The single-player campaign lasts around 10-12 hours and there are 240 Riddler Challenges to complete. These can vary to collecting trophies and audio tapes to solving riddles like aligning two parts of a question mark and scanning it. I did have help from the brilliant strategy guide from Bradygames; it takes you through every step of the game and helps you complete the challenges along the way. It’s well detailed and I owe it for getting me to 100%. There are a few boss battles in Arkham Asylum, but there are quite easy. It all comes down to timing, but they can become tough when you have to contend with a mob of enemies as well as the main boss. If you are playing on Hard, the combat indicator isn’t active and so you have to know exactly when to counterattack and dodge…it’s not easy at first, but it’s fine once you get used to it.

Levels in Challenge Mode are unlocked by completing certain Riddler Challenges. These are incredibly difficult and will test your sanity. Combat Challenges require you to reach a certain score limit within 4 rounds of enemies, this starts out easily but becomes increasingly difficult with tougher enemies and a mixture of things to screw up your combo and make you start again. The hardest has to be Shock and Awe (Extreme), it may only be a 30k score to reach, but each round has a time limit. Yesterday I finally did it, but beforehand I reached 30k on the final round but failed to finish in time and got electrocuted. I was cursing at the TV entertainment center for hours!
The other mode in Challenge Mode is Predator Challenges. These are my personal favourite; they give you 3 objectives for each map such as taking out an enemy with explosive gel, using an inverted takedown and so on.
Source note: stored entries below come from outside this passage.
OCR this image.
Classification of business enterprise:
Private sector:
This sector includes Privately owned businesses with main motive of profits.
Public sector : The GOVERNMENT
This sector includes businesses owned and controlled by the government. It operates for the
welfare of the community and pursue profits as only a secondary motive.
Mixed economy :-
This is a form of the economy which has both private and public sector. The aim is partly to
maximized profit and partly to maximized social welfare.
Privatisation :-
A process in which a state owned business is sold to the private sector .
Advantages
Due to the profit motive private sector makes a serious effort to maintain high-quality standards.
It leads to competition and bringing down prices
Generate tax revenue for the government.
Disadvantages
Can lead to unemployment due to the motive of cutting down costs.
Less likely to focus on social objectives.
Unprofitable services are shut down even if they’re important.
These also become harder as you progress and will cause some frustration, but also enjoyment when you finally succeed. The trouble with these challenges is that you need to complete them all to push your completion rate to 100% if you have completed the single player with everything. It will take a considerable amount of time, dedication and luck to see it through to the end.

The presentation of Arkham Asylum is superbly high. Character models are detailed and very well animated; each area is full of secrets and looks great. I guess the only complaint I have is that you do end up spending so much time in Detective Mode that you end up missing a lot of the great visuals. Voice-acting is top-notch with Kevin Conroy as Batman, Mark Hamill as the Joker and Harley Quinn by Arleen Sorkin, who voiced these parts in Batman: The Animated Series. It gives it an authentic feel for fans of the series. The music is also brilliant and helps match the atmosphere of Arkham, it’s understated but works just fine.

The Verdict

Batman: Arkham Asylum is without a doubt the greatest superhero game to date and definitely the best game of 2009 so far. I didn’t expect to enjoy it as much as I have, but I love to be proved wrong. I only hope that Eidos make some kind of spiritual sequel to Arkham Asylum so I can hang out more with my friend, The Dark Knight.